Walmsley and Penman then moved out on Sept. 30 and Xu’s dad moved in on Feb. 21 the next year.
Landlord misrepresenting reason for ending tenancy: Tenants
However, on June 8, 2022, the tenants filed an application with the RTB to seek compensation on the basis that Xu misrepresented his reason for terminating their tenancy, alleging that the form he’d filled in indicated his spouse was moving in and not his father.
According to Xu, his agent had apparently marked the wrong circle when filling in the standardized form.
During the RTB hearing in February of this year, the arbitrator decided that the discrepancy with what was written on Xu’s notice was a “fatal flaw.”
Ultimately, the arbitrator decided the tenants were entitled to 12 months’ rent, which equated to $49,200.

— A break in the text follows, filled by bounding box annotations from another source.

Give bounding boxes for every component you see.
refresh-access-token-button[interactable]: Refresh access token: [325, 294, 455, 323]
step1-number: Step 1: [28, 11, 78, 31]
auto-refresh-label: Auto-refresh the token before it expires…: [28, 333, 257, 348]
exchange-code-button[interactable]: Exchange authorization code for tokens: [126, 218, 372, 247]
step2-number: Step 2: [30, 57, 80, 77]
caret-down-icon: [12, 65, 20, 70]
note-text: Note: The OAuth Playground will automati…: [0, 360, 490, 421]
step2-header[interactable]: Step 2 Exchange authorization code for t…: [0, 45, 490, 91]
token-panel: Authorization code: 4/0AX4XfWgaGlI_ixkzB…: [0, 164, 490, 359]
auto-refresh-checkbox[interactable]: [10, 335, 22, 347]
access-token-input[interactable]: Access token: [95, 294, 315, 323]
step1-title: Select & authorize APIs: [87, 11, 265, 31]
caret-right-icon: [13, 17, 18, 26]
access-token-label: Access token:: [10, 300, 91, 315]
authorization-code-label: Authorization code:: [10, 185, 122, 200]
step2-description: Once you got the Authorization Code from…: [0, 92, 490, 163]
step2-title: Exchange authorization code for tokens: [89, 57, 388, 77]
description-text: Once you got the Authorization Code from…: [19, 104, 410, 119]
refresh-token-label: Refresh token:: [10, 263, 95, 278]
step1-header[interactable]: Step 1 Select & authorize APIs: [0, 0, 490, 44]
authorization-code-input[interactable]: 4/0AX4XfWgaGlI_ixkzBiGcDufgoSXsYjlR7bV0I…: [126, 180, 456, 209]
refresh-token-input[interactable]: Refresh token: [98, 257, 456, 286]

Arbitrator falsely simplified issue: Landlord
In his petition, Xu opposed the RTB arbitrator’s decision, claiming that he made mistakes such as mixing up fact and law by relying on the form when the landlord is not legally required to identify who is moving in, unless it’s the landlord or a close family member.
“The arbitrator failed to grapple with the real issue, and instead rested his decision on a false simplification of the issue – the marking of the wrong box on the notice – and awarded the tenants a windfall of nearly $50,000,” reads the petition.
Xu seeks an order to declare the RTB decision void and dismiss the tenants’ RTB application, or that the application be re-determined by a different arbitrator.
According to a civil claim filed by the tenants in April this year, Xu has yet to pay the compensation.